A team has successfully “trained” a respiratory virus to recognise ovarian cancer and completely destroy it without infecting other cells.
The reprogrammed virus could also be used to treat other cancers such as breast, pancreatic, lung and oral.
Dr Alan Parker, from Cardiff University’s School of Medicine, said: “Reprogrammed viruses are already being used in gene therapy procedures to treat a range of diseases, demonstrating they can be trained from being lifethreatening into potentially life-saving agents.
“In cancer treatment up until now reprogrammed viruses have not been able to selectively recognise only the cancer cells and would also infect healthy cells, resulting in unwanted side-effects.
“We’ve taken a common, well-studied virus and completely redesigned it so that it can no longer attach to noncancerous cells but instead seeks out a specific marker protein called αvα6 integrin, which is unique to certain cancer cells, allowing it to invade them.
“In this case we introduced the reprogrammed virus to ovarian cancer, which it successfully identified and destroyed.
“This is an exciting advance offering real potential for patients with a variety of cancers.”
Once the virus enters the cancer cell it uses the cell’s machinery to replicate, producing many thousands of copies of itself, prior to bursting the cell and thereby destroying it in the process.
The newly released viral copies can then bind and infect neighbouring cancer cells and repeat the same cycle, eventually removing the tumour mass altogether.

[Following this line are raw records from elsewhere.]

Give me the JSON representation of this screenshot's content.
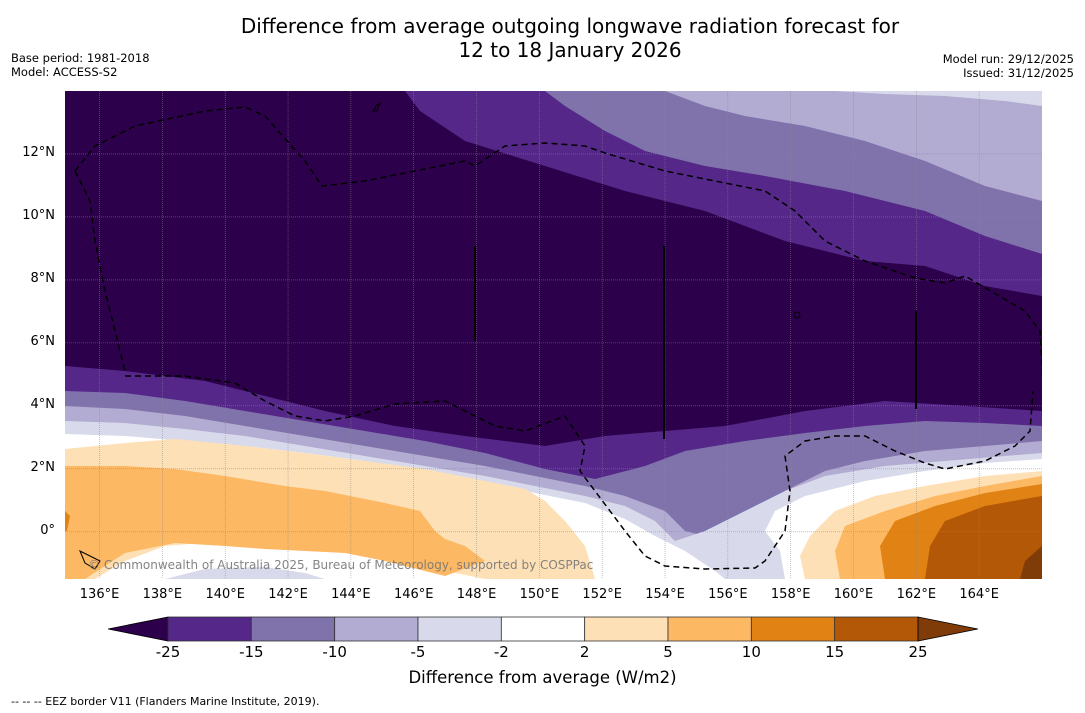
{
  "header": {
    "title_line1": "Difference from average outgoing longwave radiation forecast for",
    "title_line2": "12 to 18 January 2026",
    "base_period": "Base period: 1981-2018",
    "model": "Model: ACCESS-S2",
    "model_run": "Model run: 29/12/2025",
    "issued": "Issued: 31/12/2025"
  },
  "map": {
    "lat_labels": [
      "12°N",
      "10°N",
      "8°N",
      "6°N",
      "4°N",
      "2°N",
      "0°"
    ],
    "lon_labels": [
      "136°E",
      "138°E",
      "140°E",
      "142°E",
      "144°E",
      "146°E",
      "148°E",
      "150°E",
      "152°E",
      "154°E",
      "156°E",
      "158°E",
      "160°E",
      "162°E",
      "164°E"
    ],
    "copyright": "© Commonwealth of Australia 2025, Bureau of Meteorology, supported by COSPPac",
    "extent": {
      "lon_min": 134.9,
      "lon_max": 166.0,
      "lat_min": -1.5,
      "lat_max": 14.0
    }
  },
  "colorbar": {
    "label": "Difference from average (W/m2)",
    "ticks": [
      "-25",
      "-15",
      "-10",
      "-5",
      "-2",
      "2",
      "5",
      "10",
      "15",
      "25"
    ],
    "colors": {
      "below_-25": "#2d004b",
      "-25_-15": "#542788",
      "-15_-10": "#8073ac",
      "-10_-5": "#b2abd2",
      "-5_-2": "#d8daeb",
      "-2_2": "#ffffff",
      "2_5": "#fee0b6",
      "5_10": "#fdb863",
      "10_15": "#e08214",
      "15_25": "#b35806",
      "above_25": "#7f3b08"
    }
  },
  "footnote": "--  --  -- EEZ border V11 (Flanders Marine Institute, 2019)."
}
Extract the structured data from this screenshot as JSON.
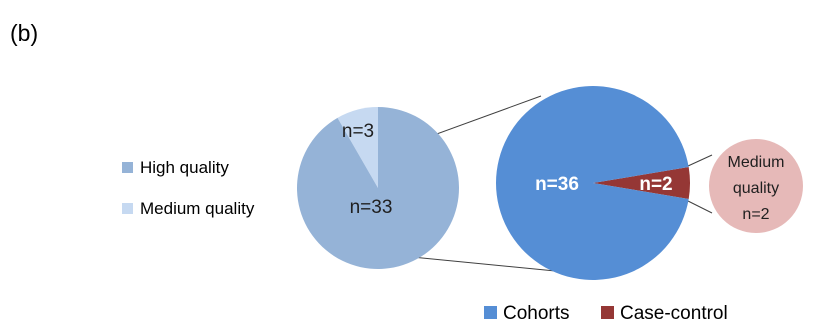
{
  "panel_label": "(b)",
  "chart_data": [
    {
      "type": "pie",
      "categories": [
        "High quality",
        "Medium quality"
      ],
      "values": [
        33,
        3
      ],
      "value_labels": [
        "n=33",
        "n=3"
      ],
      "colors": [
        "#95b3d7",
        "#c6d9f1"
      ],
      "legend": {
        "placement": "left",
        "labels": [
          "High quality",
          "Medium quality"
        ]
      }
    },
    {
      "type": "pie",
      "categories": [
        "Cohorts",
        "Case-control"
      ],
      "values": [
        36,
        2
      ],
      "value_labels": [
        "n=36",
        "n=2"
      ],
      "colors": [
        "#558ed5",
        "#953735"
      ],
      "legend": {
        "placement": "bottom",
        "labels": [
          "Cohorts",
          "Case-control"
        ]
      }
    },
    {
      "type": "pie",
      "categories": [
        "Medium quality"
      ],
      "values": [
        2
      ],
      "value_labels": [
        "Medium",
        "quality",
        "n=2"
      ],
      "colors": [
        "#e6b9b8"
      ]
    }
  ]
}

The virus also activates the body’s natural immune system, helping it to recognise and destroy the malignant cells.
The reprogrammed virus is from a group of respiratory viruses called adenoviruses. The advantage of using these viruses is that they are relatively easy to manipulate and have already been safely used in cancer treatment.
The technique used to reprogramme the virus to identify the protein common to ovarian, breast, pancreatic, lung and oral cancers could also be used to manipulate it so it would recognise proteins common to other groups of cancers.
Additional refinement to the viral DNA could also allow the virus to produce anti-cancer drugs, such as antibodies, during the process of infecting cancer cells.
This effectively turns the cancer into a factory producing drugs that will cause its own destruction.
The research was carried out in a laboratory using mice with ovarian cancer and has not yet reached clinical trials.
The next step is to test the technique with other cancers with a view to starting clinical trials in five years.
Dr Catherine Pickworth, from Cancer Research UK, said: “The next step will be more research to see if this could be a safe and effective strategy to use in people.”